The Icarus effect had been reached.  This was the end of any further development.  I had ideas of placing a plethora of sensors and controllers in and on the helmet.  There would be dust, smoke, gas, and wind speed sensors.  I had intended to integrate a GPS module and a microSD card logger.  I had also considered placing a ESP8266 module to do war driving.  Of course these were just ideas, but when the camera failed due to heat, these ideas went to the funeral instead.

Those ideas were in part responsible for the camera failure.  The project snowballed with one idea after the next until it became the impossible dream.  That became the eulogy.

This is a cautionary tale for any project development.  Keep it simple, make it easy, start out humble, refine over time, don’t rush it, these are all terms we have heard before but they apply still.
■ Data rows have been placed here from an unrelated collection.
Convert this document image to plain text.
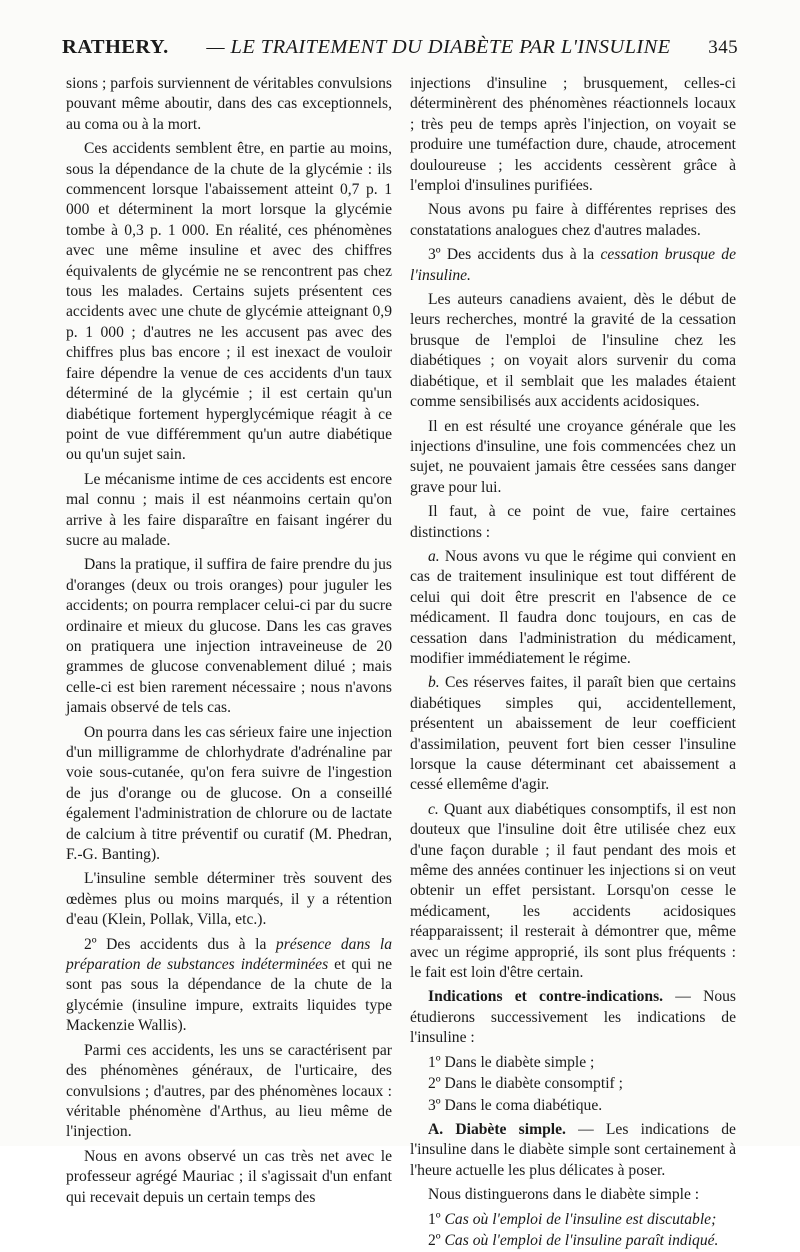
RATHERY.	— LE TRAITEMENT DU DIABÈTE PAR L'INSULINE	345

sions ; parfois surviennent de véritables convulsions pouvant même aboutir, dans des cas exceptionnels, au coma ou à la mort.

Ces accidents semblent être, en partie au moins, sous la dépendance de la chute de la glycémie : ils commencent lorsque l'abaissement atteint 0,7 p. 1 000 et déterminent la mort lorsque la glycémie tombe à 0,3 p. 1 000. En réalité, ces phénomènes avec une même insuline et avec des chiffres équivalents de glycémie ne se rencontrent pas chez tous les malades. Certains sujets présentent ces accidents avec une chute de glycémie atteignant 0,9 p. 1 000 ; d'autres ne les accusent pas avec des chiffres plus bas encore ; il est inexact de vouloir faire dépendre la venue de ces accidents d'un taux déterminé de la glycémie ; il est certain qu'un diabétique fortement hyperglycémique réagit à ce point de vue différemment qu'un autre diabétique ou qu'un sujet sain.

Le mécanisme intime de ces accidents est encore mal connu ; mais il est néanmoins certain qu'on arrive à les faire disparaître en faisant ingérer du sucre au malade.

Dans la pratique, il suffira de faire prendre du jus d'oranges (deux ou trois oranges) pour juguler les accidents; on pourra remplacer celui-ci par du sucre ordinaire et mieux du glucose. Dans les cas graves on pratiquera une injection intraveineuse de 20 grammes de glucose convenablement dilué ; mais celle-ci est bien rarement nécessaire ; nous n'avons jamais observé de tels cas.

On pourra dans les cas sérieux faire une injection d'un milligramme de chlorhydrate d'adrénaline par voie sous-cutanée, qu'on fera suivre de l'ingestion de jus d'orange ou de glucose. On a conseillé également l'administration de chlorure ou de lactate de calcium à titre préventif ou curatif (M. Phedran, F.-G. Banting).

L'insuline semble déterminer très souvent des œdèmes plus ou moins marqués, il y a rétention d'eau (Klein, Pollak, Villa, etc.).

2º Des accidents dus à la présence dans la préparation de substances indéterminées et qui ne sont pas sous la dépendance de la chute de la glycémie (insuline impure, extraits liquides type Mackenzie Wallis).

Parmi ces accidents, les uns se caractérisent par des phénomènes généraux, de l'urticaire, des convulsions ; d'autres, par des phénomènes locaux : véritable phénomène d'Arthus, au lieu même de l'injection.

Nous en avons observé un cas très net avec le professeur agrégé Mauriac ; il s'agissait d'un enfant qui recevait depuis un certain temps des

injections d'insuline ; brusquement, celles-ci déterminèrent des phénomènes réactionnels locaux ; très peu de temps après l'injection, on voyait se produire une tuméfaction dure, chaude, atrocement douloureuse ; les accidents cessèrent grâce à l'emploi d'insulines purifiées.

Nous avons pu faire à différentes reprises des constatations analogues chez d'autres malades.

3º Des accidents dus à la cessation brusque de l'insuline.

Les auteurs canadiens avaient, dès le début de leurs recherches, montré la gravité de la cessation brusque de l'emploi de l'insuline chez les diabétiques ; on voyait alors survenir du coma diabétique, et il semblait que les malades étaient comme sensibilisés aux accidents acidosiques.

Il en est résulté une croyance générale que les injections d'insuline, une fois commencées chez un sujet, ne pouvaient jamais être cessées sans danger grave pour lui.

Il faut, à ce point de vue, faire certaines distinctions :

a. Nous avons vu que le régime qui convient en cas de traitement insulinique est tout différent de celui qui doit être prescrit en l'absence de ce médicament. Il faudra donc toujours, en cas de cessation dans l'administration du médicament, modifier immédiatement le régime.

b. Ces réserves faites, il paraît bien que certains diabétiques simples qui, accidentellement, présentent un abaissement de leur coefficient d'assimilation, peuvent fort bien cesser l'insuline lorsque la cause déterminant cet abaissement a cessé ellemême d'agir.

c. Quant aux diabétiques consomptifs, il est non douteux que l'insuline doit être utilisée chez eux d'une façon durable ; il faut pendant des mois et même des années continuer les injections si on veut obtenir un effet persistant. Lorsqu'on cesse le médicament, les accidents acidosiques réapparaissent; il resterait à démontrer que, même avec un régime approprié, ils sont plus fréquents : le fait est loin d'être certain.

Indications et contre-indications. — Nous étudierons successivement les indications de l'insuline :

1º Dans le diabète simple ;
2º Dans le diabète consomptif ;
3º Dans le coma diabétique.

A. Diabète simple. — Les indications de l'insuline dans le diabète simple sont certainement à l'heure actuelle les plus délicates à poser.

Nous distinguerons dans le diabète simple :

1º Cas où l'emploi de l'insuline est discutable;
2º Cas où l'emploi de l'insuline paraît indiqué.
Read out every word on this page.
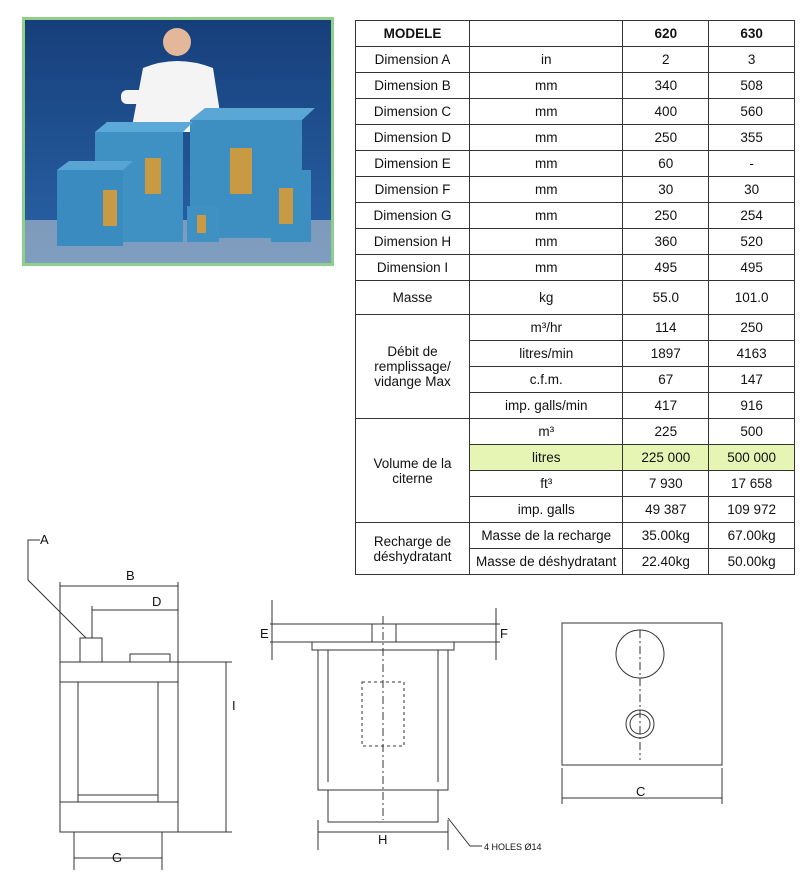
MODELE		620	630
Dimension A	in	2	3
Dimension B	mm	340	508
Dimension C	mm	400	560
Dimension D	mm	250	355
Dimension E	mm	60	-
Dimension F	mm	30	30
Dimension G	mm	250	254
Dimension H	mm	360	520
Dimension I	mm	495	495
Masse	kg	55.0	101.0
Débit de remplissage/ vidange Max	m³/hr	114	250
	litres/min	1897	4163
	c.f.m.	67	147
	imp. galls/min	417	916
Volume de la citerne	m³	225	500
	litres	225 000	500 000
	ft³	7 930	17 658
	imp. galls	49 387	109 972
Recharge de déshydratant	Masse de la recharge	35.00kg	67.00kg
	Masse de déshydratant	22.40kg	50.00kg
A
B
D
I
G
E	F
H
C
4 HOLES Ø14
What does this mean for the bicycle helmet and embedded electronics?  It really isn’t the end, just a new beginning.  Most likely the helmet and electronics will not be merged to the same degree they had been.  Instead the helmet will remain unchanged.  Any attempt to quantify will be designed and built so it can be added or removed from the helmet.  The electronics should operate independently from the helmet.  They should be designed in a way that they can be operated without the constraint of placement.  It should be possible to place them in a back pack, in a bike bag, or on the handlebars.  But the most important part is they should be able to return to the bench for further testing and refining.